Supplementary Material for: Differential Internalization of Thrombin-Derived Host Defense Peptides into Monocytes and Macrophages

Proteolytic cleavage of thrombin generates C-terminal host defense peptides exerting multiple immunomodulatory effects in response to bacterial stimuli. Previously, we reported that thrombin-derived C-terminal peptides (TCPs) are internalized in monocytes and macrophages in a time- and temperature-dependent manner. In this study, we investigated which endocytosis pathways are responsible for the internalization of TCPs. Using confocal microscopy and flow cytometry, we show that both clathrin-dependent and clathrin-independent pathways are involved in the internalization of the prototypic TCP GKY25 in RAW264.7 and human monocyte-derived M1 macrophages, whereas the uptake of GKY25 in monocytic THP-1 cells is mainly dynamin-dependent. Internalized GKY25 was transported to endosomes and finally lysosomes, where it remained detectable for up to 10 h. Comparison of GKY25 uptake with that of the natural occurring TCPs HVF18 and FYT21 indicates that the pathway of TCP endocytosis is not only cell type-dependent but also depends on the length and composition of the peptide as well as the presence of LPS and bacteria. Finally, using neutron reflectometry, we show that the observed differences between HVF18 and the other 2 TCPs may be explained partially by differences in membrane insertion. Taken together, we show that TCPs are differentially internalized into monocytes and macrophages.

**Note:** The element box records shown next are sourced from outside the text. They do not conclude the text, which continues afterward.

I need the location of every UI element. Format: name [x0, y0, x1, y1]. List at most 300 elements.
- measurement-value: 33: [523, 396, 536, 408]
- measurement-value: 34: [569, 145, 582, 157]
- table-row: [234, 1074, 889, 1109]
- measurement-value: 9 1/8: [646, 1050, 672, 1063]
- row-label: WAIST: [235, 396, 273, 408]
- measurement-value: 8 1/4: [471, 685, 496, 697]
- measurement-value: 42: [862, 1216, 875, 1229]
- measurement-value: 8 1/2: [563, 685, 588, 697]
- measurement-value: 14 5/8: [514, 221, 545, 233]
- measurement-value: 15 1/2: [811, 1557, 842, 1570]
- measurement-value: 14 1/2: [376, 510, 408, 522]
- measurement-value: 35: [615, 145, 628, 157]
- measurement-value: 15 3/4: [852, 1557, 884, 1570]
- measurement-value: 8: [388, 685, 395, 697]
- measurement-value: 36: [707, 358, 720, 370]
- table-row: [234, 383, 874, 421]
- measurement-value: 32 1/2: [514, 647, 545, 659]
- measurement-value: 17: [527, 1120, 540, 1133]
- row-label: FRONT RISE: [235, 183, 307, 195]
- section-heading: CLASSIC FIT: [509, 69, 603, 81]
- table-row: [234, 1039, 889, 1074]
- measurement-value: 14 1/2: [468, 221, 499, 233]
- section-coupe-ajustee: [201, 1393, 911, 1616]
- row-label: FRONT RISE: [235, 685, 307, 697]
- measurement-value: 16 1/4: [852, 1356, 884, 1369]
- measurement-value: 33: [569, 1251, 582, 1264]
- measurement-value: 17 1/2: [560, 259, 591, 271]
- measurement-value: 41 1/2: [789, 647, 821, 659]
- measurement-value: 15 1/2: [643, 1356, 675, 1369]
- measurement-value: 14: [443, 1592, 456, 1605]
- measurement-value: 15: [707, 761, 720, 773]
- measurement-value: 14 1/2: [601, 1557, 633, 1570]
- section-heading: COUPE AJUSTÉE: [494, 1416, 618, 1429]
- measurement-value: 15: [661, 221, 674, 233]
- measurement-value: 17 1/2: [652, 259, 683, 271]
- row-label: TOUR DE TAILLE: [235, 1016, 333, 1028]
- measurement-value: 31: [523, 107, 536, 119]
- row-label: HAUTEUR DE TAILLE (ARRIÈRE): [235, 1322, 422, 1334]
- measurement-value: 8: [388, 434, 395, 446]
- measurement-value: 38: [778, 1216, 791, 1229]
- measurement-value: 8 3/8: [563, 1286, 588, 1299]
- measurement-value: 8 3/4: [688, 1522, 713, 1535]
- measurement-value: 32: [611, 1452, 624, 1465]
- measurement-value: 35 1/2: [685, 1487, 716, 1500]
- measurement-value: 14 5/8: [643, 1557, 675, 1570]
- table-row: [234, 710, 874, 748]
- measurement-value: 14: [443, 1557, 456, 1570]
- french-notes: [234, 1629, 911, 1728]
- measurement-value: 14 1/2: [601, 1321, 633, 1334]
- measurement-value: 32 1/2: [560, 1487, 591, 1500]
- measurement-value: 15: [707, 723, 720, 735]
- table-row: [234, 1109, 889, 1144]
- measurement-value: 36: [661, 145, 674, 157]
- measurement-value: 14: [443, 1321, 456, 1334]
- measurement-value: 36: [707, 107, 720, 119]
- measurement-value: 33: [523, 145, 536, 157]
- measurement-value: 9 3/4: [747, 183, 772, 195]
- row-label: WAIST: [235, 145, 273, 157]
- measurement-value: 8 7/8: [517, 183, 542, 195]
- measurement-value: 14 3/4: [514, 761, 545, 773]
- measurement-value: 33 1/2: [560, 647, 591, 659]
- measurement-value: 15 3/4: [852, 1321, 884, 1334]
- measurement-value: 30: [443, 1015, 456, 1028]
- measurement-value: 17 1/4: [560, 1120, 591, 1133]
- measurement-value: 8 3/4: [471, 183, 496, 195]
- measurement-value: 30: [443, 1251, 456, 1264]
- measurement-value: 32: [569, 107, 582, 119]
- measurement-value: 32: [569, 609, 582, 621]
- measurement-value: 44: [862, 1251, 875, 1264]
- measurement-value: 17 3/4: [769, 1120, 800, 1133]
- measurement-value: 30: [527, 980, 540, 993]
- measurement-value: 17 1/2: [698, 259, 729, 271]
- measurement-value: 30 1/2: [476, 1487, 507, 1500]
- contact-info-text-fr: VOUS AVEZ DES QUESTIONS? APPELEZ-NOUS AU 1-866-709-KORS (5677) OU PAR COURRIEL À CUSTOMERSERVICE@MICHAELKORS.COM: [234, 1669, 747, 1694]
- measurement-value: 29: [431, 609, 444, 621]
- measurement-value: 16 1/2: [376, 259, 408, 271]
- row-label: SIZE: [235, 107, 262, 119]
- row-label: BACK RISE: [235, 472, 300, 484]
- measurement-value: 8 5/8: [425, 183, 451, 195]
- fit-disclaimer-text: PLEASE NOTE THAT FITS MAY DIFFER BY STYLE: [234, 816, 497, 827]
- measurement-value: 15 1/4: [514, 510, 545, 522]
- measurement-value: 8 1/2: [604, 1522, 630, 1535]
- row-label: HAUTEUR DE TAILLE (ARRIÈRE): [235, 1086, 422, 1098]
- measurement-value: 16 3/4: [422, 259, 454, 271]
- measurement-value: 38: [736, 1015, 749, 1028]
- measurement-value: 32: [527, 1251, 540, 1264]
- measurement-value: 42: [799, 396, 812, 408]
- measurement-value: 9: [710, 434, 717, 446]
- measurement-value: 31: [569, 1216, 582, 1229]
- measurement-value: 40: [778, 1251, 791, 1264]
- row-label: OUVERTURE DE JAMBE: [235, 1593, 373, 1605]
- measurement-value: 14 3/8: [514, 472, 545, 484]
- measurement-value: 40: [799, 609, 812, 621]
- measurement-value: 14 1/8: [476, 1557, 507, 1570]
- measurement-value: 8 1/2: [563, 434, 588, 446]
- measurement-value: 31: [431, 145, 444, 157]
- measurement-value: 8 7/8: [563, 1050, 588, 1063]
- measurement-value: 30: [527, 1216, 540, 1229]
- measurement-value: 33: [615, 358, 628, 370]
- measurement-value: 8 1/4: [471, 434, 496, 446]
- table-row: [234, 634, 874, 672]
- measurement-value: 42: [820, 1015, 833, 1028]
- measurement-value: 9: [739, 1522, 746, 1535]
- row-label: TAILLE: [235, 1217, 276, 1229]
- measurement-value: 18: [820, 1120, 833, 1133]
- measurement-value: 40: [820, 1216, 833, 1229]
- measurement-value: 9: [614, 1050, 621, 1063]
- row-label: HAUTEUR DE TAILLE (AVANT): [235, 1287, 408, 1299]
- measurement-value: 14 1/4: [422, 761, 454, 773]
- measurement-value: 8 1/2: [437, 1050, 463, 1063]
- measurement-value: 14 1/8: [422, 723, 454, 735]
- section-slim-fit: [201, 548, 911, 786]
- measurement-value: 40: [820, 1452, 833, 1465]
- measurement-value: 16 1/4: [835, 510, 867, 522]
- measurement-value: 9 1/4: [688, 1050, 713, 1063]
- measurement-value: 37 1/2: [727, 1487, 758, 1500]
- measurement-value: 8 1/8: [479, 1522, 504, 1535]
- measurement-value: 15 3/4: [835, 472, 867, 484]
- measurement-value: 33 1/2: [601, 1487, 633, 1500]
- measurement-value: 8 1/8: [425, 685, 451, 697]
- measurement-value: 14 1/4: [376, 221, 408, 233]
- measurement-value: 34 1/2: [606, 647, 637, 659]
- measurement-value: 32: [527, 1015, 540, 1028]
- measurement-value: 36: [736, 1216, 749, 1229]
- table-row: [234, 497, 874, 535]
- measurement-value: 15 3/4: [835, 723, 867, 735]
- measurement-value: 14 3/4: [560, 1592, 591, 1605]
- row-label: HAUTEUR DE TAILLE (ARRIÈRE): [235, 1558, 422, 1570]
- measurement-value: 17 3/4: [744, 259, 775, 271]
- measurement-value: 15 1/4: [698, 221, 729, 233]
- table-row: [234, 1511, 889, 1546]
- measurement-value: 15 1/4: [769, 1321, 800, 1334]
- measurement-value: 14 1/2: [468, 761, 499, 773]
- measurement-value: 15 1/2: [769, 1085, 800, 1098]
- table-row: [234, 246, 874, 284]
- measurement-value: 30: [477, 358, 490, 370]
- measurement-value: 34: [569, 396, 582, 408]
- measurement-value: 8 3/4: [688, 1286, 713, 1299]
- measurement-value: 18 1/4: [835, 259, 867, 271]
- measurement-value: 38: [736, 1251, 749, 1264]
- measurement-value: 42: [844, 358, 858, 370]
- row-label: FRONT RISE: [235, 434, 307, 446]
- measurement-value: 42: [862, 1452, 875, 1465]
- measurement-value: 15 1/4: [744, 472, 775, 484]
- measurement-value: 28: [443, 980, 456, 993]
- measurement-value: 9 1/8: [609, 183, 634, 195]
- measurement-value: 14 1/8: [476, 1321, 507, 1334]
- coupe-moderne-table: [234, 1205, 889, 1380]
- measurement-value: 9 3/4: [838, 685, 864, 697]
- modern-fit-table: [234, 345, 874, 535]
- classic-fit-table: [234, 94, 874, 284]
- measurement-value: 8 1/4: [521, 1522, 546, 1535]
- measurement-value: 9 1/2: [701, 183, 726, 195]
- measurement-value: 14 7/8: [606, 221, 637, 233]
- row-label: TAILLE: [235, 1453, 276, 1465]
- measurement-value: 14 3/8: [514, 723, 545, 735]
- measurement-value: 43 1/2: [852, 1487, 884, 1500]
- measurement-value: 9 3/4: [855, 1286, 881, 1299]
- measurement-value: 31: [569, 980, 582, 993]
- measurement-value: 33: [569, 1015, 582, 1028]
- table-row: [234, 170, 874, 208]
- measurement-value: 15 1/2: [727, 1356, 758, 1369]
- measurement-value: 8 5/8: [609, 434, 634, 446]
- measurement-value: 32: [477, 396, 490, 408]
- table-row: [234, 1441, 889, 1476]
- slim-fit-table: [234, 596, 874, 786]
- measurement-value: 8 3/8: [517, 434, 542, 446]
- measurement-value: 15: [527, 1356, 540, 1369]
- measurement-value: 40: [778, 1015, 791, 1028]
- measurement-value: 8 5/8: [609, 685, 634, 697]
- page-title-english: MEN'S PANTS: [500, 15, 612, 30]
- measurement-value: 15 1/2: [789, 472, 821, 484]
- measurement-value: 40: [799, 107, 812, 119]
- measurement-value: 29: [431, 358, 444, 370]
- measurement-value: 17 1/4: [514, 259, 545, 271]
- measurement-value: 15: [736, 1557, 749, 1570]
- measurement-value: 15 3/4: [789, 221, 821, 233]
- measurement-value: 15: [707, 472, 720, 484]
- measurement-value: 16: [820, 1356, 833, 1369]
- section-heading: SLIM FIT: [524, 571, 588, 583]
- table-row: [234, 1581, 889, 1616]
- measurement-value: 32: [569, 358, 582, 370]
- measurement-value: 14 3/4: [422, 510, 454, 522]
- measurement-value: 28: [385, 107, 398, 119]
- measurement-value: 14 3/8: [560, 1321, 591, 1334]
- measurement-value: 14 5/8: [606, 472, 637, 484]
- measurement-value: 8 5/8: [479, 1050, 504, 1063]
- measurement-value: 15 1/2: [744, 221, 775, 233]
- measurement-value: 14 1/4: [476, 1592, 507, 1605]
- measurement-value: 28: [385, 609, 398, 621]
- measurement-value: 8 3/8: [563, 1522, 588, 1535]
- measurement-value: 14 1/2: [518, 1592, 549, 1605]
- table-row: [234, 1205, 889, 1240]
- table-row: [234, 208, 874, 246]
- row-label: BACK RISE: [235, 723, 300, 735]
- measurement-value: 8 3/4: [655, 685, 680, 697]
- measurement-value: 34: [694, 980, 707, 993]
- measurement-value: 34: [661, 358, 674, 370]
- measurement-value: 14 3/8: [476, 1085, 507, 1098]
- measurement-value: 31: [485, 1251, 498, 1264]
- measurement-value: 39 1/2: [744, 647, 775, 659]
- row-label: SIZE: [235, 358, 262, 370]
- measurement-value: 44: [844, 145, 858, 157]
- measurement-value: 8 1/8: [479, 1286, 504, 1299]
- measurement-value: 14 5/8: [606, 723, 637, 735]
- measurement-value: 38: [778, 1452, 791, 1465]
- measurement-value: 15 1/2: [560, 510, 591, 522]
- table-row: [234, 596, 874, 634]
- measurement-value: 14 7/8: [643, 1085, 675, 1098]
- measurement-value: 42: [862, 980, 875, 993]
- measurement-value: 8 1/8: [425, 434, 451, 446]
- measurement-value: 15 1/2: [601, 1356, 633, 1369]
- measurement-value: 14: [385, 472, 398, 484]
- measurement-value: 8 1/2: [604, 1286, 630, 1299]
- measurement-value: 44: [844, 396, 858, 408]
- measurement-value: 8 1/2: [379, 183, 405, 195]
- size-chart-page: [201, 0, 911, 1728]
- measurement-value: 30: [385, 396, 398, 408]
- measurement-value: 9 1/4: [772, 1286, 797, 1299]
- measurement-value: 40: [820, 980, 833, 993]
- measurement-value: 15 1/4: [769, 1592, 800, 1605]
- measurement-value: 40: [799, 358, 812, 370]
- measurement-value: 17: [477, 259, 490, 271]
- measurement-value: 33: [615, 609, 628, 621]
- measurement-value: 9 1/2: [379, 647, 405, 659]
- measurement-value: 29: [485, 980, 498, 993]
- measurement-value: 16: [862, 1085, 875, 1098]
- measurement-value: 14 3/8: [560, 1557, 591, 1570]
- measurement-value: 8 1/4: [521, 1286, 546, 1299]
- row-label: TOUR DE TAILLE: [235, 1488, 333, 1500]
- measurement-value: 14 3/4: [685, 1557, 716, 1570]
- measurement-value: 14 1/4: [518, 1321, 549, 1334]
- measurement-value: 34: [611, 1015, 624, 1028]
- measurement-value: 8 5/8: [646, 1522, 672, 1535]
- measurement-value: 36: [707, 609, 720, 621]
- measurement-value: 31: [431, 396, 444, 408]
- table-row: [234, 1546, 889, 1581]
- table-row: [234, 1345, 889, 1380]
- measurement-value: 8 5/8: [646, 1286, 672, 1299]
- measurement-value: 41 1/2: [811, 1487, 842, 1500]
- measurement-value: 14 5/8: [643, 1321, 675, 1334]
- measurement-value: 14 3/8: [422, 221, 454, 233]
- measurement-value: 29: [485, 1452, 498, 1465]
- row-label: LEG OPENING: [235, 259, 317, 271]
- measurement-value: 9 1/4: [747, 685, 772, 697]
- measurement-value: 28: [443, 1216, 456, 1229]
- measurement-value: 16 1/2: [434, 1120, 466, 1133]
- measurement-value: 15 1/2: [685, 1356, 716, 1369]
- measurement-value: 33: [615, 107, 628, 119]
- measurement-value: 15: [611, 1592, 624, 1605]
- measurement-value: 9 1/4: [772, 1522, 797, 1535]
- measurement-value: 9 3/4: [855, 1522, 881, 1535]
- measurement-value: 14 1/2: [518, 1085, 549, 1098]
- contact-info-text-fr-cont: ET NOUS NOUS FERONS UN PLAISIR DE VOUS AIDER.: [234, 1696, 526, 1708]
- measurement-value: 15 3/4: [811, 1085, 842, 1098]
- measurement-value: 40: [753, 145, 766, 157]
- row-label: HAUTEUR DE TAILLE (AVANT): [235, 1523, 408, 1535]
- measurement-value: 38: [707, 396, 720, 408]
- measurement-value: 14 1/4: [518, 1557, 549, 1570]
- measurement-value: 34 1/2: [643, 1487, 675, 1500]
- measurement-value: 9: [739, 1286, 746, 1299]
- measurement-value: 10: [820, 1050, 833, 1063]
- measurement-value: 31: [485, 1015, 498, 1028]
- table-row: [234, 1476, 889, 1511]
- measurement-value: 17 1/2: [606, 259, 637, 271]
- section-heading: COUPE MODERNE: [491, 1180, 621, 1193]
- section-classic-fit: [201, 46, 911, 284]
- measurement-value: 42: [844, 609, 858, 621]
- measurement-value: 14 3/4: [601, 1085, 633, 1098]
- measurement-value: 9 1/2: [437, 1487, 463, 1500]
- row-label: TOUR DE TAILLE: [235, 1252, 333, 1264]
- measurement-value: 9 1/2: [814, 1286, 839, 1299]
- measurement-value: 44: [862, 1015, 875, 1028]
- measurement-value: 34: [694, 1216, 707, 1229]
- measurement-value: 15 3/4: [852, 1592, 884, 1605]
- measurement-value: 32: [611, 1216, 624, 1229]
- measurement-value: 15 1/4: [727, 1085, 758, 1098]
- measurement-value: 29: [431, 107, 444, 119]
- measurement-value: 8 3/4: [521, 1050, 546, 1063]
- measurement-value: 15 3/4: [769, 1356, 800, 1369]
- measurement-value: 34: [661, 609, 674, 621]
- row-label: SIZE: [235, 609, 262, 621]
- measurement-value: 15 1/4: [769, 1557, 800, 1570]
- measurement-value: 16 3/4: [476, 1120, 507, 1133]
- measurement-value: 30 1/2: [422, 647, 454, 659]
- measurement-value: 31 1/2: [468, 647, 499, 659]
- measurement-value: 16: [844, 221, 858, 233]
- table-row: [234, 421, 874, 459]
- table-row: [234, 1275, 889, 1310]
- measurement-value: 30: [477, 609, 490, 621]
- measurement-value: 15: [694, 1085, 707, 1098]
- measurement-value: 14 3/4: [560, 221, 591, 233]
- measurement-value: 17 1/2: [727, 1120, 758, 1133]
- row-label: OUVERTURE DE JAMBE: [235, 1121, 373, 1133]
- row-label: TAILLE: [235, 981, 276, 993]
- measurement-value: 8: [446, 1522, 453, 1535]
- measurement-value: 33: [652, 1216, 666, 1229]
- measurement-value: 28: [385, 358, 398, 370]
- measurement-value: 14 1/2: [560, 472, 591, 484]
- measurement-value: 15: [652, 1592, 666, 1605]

凝血酶经蛋白水解切割可产生C末端宿主防御肽，此类肽段在应对细菌刺激时可发挥多种免疫调节作用。此前我们曾报道，凝血酶衍生C末端肽（thrombin-derived C-terminal peptides, TCPs）能够以时间和温度依赖的方式被单核细胞与巨噬细胞摄取。本研究聚焦于探究介导TCPs摄取的内吞途径。通过共聚焦显微镜与流式细胞术分析，我们证实经典TCP GKY25在RAW264.7细胞及人单核细胞源M1巨噬细胞中的摄取同时依赖网格蛋白依赖型与非网格蛋白依赖型途径；而在单核细胞THP-1细胞中，GKY25的摄取则主要依赖发动蛋白。被摄取的GKY25会被转运至内体，最终抵达溶酶体，并可在其中被检测到长达10小时。将GKY25的摄取过程与天然存在的TCPs HVF18和FYT21进行对比后发现，TCPs的内吞途径不仅具有细胞类型依赖性，还取决于肽段的长度与组成，以及脂多糖（LPS）与细菌的存在状态。最后，借助中子反射术实验，我们证实HVF18与另外两种TCPs之间的摄取差异，可部分归因于二者膜插入特性的不同。综上，我们证明TCPs在单核细胞与巨噬细胞中的摄取过程存在显著差异性。